You are viewing a plain text version of this content. The canonical link for it is here.
Posted to common-user@hadoop.apache.org by Henning Blohm <he...@zfabrik.de> on 2010/10/14 10:34:05 UTC

Problem with org.apache.hadoop.conf.Configuration.REGISTRY

This is a follow-up on a HBase mailing list discussion:

http://mail-archives.apache.org/mod_mbox/hbase-user/201010.mbox/%
3C1286978976.4712.30.camel@expat%3E

When reusing Configuration that has an added addResource(InputStream) a
reload of configuration will fail as the stream
has been read before.

The reload gets triggered when addDefaultResource is called. That method
uses the REGISTRY static WeakHashMap to
reach out to all reachable Configuration instances to reset their
properties. 

The method addDefaultResource is called by e.g. ConfigUtil in
org.apache.hadoop.mapreduce.util (hadoop trunk) or JobConf (hadoop
0.20.2).

The problem has been observed in Hadoop 0.20.2 but the code in trunk has
essentially the same structure.

There are a few problems here:

1. You cannot safely use addResource(InputStream), if Configuration
objects are to be re-used (you can however use addResource(URL) instead)

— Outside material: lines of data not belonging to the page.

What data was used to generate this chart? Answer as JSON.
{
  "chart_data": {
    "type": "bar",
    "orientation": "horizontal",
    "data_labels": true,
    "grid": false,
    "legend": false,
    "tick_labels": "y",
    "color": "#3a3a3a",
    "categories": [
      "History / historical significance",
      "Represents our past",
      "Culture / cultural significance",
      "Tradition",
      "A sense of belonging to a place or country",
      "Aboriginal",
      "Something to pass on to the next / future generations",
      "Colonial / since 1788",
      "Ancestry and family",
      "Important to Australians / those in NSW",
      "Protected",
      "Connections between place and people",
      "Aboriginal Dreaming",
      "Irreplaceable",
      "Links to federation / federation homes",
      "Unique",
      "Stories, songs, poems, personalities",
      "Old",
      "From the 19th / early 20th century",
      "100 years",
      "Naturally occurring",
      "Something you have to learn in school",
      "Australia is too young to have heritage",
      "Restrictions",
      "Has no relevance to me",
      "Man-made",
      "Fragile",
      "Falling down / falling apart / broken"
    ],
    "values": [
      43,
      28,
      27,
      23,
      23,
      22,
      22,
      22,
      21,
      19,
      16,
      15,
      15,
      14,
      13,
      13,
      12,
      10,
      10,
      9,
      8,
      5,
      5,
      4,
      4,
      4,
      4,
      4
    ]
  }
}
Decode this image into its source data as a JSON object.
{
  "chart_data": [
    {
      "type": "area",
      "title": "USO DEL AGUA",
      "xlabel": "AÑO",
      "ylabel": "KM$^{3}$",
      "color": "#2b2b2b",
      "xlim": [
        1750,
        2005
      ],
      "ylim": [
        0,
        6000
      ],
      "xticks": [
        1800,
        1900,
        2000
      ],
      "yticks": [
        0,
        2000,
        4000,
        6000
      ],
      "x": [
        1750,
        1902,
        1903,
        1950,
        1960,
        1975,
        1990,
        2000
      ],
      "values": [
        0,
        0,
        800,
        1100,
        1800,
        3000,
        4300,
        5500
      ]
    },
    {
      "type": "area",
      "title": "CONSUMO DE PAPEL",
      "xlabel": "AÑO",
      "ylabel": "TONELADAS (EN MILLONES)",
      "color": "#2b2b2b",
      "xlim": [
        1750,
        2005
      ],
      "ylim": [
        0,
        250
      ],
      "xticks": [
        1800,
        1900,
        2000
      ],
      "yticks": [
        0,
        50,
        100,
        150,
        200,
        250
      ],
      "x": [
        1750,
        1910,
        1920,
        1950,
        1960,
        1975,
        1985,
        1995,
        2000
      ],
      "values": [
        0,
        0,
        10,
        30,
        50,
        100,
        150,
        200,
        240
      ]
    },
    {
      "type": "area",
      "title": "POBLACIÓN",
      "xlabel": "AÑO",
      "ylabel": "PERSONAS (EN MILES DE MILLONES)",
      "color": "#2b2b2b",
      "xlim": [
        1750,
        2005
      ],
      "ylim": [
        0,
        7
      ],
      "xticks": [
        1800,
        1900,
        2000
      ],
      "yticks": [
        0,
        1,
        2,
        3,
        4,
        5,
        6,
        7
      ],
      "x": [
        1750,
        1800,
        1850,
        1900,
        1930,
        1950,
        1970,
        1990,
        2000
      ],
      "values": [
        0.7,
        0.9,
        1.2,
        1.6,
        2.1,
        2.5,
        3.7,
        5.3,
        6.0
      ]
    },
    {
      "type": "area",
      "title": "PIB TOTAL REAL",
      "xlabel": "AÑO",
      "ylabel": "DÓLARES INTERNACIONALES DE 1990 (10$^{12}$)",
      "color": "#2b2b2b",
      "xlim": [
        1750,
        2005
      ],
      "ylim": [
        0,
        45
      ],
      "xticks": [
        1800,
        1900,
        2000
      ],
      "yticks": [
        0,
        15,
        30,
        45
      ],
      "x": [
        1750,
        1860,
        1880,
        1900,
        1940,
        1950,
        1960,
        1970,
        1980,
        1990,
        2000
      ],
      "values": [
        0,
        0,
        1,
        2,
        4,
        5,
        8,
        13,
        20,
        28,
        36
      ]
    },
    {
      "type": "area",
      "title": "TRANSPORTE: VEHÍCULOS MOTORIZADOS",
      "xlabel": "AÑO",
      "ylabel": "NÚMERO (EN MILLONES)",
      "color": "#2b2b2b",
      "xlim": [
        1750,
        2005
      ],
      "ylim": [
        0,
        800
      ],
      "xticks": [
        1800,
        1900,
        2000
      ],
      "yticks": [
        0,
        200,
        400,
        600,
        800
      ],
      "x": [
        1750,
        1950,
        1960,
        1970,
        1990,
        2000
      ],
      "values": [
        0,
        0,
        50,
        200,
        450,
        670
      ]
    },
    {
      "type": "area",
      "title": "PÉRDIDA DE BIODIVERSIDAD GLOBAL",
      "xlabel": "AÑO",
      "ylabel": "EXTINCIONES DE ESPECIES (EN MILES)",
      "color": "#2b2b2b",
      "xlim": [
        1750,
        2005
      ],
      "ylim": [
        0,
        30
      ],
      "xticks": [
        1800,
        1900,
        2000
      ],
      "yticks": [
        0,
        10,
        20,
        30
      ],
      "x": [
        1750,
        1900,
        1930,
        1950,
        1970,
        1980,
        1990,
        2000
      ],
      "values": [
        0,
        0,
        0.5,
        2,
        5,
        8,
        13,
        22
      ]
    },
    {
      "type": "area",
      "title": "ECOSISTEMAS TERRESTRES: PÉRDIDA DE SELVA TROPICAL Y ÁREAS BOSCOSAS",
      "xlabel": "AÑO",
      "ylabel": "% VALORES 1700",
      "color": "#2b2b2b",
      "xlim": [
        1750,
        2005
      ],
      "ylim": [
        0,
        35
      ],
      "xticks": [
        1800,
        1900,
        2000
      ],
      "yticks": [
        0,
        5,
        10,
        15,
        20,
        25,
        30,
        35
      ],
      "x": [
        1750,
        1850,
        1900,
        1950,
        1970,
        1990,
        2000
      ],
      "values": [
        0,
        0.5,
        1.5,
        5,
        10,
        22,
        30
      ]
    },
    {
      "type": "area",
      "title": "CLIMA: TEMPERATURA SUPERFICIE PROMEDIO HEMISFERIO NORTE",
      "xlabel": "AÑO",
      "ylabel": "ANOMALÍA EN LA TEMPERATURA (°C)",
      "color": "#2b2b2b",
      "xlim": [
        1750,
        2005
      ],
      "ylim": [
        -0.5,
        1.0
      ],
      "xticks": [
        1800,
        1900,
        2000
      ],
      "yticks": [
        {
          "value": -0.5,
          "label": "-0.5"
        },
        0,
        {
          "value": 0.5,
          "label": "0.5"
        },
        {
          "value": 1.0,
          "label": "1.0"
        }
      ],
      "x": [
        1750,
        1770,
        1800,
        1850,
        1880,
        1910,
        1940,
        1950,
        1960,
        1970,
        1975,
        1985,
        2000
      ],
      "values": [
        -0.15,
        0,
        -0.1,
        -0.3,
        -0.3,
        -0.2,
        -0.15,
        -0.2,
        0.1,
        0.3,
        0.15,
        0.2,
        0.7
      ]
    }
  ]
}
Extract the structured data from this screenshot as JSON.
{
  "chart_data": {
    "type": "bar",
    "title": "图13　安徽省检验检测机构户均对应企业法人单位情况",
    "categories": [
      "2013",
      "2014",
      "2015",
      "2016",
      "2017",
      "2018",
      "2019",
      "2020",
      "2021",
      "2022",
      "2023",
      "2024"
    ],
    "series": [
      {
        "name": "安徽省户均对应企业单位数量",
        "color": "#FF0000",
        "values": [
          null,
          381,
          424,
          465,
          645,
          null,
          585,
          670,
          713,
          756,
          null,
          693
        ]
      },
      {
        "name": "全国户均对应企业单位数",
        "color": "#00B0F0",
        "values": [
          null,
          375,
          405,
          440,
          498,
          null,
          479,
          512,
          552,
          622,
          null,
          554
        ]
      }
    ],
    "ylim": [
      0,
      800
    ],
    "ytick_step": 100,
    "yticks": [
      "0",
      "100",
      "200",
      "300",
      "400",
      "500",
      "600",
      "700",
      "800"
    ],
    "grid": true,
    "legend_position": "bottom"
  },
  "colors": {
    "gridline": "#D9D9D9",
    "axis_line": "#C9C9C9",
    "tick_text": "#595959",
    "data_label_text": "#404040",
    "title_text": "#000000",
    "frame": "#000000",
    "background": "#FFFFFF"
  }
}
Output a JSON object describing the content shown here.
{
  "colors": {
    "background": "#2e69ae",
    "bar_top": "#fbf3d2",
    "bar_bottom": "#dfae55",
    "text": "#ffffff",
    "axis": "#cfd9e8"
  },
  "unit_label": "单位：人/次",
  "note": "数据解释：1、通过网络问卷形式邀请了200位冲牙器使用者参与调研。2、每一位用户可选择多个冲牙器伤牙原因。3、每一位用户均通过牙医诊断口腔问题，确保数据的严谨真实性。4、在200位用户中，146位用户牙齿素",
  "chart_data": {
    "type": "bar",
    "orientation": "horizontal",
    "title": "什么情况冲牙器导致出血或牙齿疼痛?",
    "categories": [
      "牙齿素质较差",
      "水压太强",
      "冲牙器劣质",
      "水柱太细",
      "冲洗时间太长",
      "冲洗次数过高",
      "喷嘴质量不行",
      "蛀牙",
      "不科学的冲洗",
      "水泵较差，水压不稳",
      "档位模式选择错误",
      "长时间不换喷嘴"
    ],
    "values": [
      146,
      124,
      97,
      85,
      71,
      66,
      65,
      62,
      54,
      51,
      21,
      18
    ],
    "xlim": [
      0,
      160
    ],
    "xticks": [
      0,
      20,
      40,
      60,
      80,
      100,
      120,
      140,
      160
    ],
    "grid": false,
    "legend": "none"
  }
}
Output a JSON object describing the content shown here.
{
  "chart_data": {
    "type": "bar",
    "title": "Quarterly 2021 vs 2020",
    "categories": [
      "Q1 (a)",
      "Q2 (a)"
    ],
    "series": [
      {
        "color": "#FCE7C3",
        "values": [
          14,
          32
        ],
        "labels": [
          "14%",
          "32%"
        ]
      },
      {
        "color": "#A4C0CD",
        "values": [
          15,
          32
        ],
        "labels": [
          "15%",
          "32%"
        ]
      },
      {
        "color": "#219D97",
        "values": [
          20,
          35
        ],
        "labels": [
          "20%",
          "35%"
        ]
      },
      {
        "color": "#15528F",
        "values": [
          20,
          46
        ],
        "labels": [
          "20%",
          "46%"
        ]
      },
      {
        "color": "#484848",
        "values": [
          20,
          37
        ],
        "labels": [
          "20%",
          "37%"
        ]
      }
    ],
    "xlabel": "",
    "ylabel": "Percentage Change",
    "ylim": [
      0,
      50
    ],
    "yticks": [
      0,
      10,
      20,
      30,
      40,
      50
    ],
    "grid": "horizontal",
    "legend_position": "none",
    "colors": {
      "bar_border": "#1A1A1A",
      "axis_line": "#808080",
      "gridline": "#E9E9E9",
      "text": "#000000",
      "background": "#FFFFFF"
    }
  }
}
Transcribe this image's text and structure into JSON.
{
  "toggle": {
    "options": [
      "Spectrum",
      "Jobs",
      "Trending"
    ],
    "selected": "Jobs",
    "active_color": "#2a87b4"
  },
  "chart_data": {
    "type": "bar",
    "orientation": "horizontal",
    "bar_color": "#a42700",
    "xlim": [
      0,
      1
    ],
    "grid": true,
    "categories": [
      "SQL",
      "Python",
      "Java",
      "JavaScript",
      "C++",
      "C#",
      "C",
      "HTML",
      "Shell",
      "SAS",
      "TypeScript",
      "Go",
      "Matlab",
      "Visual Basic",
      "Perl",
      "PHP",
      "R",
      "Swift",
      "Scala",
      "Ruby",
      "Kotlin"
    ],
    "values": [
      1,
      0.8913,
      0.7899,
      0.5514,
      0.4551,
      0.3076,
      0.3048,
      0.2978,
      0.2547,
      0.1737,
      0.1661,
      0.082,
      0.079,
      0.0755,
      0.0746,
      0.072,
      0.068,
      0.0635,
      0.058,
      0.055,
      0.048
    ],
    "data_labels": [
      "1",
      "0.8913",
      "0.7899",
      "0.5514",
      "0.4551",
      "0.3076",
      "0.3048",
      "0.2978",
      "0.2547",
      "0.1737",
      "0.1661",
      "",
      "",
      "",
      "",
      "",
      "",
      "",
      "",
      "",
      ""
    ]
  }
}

2. Modifying the state of Configuration instances at some later point in
time as a side effect of some class initialization in some completely
unrelated thread 
leads to unpredictable behavior (properties change under the hood)

3. Configuration instances keep context classloaders to find resources.
After redeployment these may not be "valid" anymore. As long as the
Configuration instance has not been collected, 
addDefaultResource will still invoke reloadConfiguration on them. While
that is harmless today (only resetting members), this looks like a
ticking time bomb.

Suggestion: 

Define all default resources in Configuration once. Do not hold on to
other configuration instances and do not modify their state as a side
effect of some other activity.

Thanks,
  Henning